Want to shape the values of future versions of ChatGPT? Join our OpenAI-backed experiment to democratically fine-tune ChatGPT's values. Participate in a 15-minute, values-based voting process, and you’ll be the first to hear about our results.
More about the process
At the Institute for Meaning Alignment, we’ve spent the last months working on a new democratic process (see our blogpost). It’s a hybrid between voting and the values-based opinions of courts (but one where everyone’s a judge). We hope this process can address some problems that come with voting, such as polarization and side-taking, and can refocus democracy on collective wisdom.
It works by collecting values from a large population, so we need your help to test it!
As our research is funded by OpenAI, we’re using it first to collect the values that will shape ChatGPT’s future behavior.
You can run through the process here. It takes 15 minutes. Those who participate will be the first to receive information about the outcomes.
Cheers,
Oliver & Joe (the Democratic Fine-Tuning team)
Finally got some time to sit down and try this thing. It's a good start.
I'm somewhat concerned about some of these value cards to be able to mislead people. I was presented with a choice between the values of "Truth-Seeking" vs. "Accuracy" or something of the like.
At a glance, it looked like the latter made more sense, since it described someone getting overwhelmed with information and then choosing to reduce the cognitive load by picking reliable sources based on reputation and trustworthiness. But looking more closely at the values as articulated, that's not something I'd support in the general case, since it's a shortcut for actually thinking about problems. Sometimes you have to take a shortcut for practical purposes, but it's not a complete substitute for thinking deeply about a problem.
If I had rushed through the tool, I probably would have endorsed the latter.
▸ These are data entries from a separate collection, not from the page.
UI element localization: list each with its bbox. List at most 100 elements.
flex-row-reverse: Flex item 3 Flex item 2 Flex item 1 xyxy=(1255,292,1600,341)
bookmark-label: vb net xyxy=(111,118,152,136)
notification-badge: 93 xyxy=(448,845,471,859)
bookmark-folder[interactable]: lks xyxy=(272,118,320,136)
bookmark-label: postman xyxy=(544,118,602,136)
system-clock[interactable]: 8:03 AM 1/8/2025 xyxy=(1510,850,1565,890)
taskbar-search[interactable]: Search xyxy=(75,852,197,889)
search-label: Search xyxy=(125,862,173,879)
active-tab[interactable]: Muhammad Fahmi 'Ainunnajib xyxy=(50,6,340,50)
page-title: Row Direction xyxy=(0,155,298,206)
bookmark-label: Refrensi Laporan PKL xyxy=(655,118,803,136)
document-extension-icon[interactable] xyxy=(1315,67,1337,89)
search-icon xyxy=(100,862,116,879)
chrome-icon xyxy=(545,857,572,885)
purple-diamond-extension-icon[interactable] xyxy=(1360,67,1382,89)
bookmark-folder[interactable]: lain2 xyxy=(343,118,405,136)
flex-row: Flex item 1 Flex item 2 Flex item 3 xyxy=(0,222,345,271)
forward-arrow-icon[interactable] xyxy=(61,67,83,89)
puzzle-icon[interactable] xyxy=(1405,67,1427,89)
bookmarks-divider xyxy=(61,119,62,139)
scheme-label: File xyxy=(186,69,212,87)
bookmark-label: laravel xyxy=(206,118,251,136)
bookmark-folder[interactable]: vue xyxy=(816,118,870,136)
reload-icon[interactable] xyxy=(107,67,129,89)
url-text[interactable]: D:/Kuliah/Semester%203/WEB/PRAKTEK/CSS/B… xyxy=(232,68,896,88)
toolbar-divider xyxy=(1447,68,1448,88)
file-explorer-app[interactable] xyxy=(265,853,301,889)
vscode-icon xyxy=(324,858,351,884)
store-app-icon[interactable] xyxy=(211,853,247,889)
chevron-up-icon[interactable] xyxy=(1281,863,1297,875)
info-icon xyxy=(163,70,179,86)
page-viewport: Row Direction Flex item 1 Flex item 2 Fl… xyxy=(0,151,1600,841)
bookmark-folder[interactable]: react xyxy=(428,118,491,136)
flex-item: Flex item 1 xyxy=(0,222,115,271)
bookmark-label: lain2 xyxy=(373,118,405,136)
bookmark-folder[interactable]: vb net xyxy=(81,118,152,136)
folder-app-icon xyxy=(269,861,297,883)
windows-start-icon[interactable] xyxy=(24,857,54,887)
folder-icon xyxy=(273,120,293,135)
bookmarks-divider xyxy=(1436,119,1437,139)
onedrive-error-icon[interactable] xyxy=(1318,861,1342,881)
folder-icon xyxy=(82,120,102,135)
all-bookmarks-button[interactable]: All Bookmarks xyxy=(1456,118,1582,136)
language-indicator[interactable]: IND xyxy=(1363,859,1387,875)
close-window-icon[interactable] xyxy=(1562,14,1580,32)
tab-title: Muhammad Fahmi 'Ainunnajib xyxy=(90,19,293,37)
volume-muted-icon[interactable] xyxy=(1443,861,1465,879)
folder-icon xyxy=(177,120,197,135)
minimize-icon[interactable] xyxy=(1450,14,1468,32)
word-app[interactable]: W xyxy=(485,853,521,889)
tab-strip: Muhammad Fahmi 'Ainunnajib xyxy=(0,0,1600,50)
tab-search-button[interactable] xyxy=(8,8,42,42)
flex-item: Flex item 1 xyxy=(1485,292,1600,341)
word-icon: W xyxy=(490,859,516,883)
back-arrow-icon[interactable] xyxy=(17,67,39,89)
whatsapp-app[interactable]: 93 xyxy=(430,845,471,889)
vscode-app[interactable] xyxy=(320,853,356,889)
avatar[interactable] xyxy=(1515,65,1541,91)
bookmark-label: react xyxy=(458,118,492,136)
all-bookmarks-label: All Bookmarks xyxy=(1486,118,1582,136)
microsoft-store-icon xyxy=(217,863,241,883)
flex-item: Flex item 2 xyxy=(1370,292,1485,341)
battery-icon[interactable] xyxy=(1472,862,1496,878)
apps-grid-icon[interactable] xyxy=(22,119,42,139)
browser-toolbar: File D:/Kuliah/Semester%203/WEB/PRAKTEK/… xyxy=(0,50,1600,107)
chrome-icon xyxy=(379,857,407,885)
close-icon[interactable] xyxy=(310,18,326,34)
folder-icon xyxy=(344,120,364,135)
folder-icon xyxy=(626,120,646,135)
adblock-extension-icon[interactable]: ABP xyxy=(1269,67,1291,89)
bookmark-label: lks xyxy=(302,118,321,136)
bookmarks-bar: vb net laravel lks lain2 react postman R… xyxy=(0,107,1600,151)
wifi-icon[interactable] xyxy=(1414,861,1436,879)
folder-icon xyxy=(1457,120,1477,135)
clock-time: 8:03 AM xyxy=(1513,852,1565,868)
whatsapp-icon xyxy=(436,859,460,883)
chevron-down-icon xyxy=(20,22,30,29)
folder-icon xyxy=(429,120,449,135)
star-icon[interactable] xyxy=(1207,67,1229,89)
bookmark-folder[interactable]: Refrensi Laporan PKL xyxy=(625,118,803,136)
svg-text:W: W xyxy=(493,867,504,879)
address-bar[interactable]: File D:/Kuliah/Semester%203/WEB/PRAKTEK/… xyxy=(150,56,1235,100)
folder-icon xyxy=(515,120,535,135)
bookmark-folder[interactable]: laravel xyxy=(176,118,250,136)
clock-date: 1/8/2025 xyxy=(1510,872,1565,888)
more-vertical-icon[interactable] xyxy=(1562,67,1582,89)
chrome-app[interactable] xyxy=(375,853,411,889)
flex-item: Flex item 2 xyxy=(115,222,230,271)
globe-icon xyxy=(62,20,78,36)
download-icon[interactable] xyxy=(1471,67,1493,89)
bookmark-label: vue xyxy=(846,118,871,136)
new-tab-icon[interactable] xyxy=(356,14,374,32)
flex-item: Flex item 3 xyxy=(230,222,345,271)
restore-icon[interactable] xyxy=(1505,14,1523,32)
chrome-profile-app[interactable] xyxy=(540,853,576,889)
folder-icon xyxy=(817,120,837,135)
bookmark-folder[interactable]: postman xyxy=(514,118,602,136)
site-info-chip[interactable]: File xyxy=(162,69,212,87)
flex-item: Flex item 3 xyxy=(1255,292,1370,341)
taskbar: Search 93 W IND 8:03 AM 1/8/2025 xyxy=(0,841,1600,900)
Thinking about it more carefully, though, I endorsed the former instead, since I think it generalizes better.
How are you folks preventing the LLM from ending up with values exactly like this: ones that sound great at a glance, but end up being not what people want when they sit down and think about it more deeply?
Your tool is currently broken. I can select a scenario but whenever I try to type a response it just says "Failed to update chat. Please try again."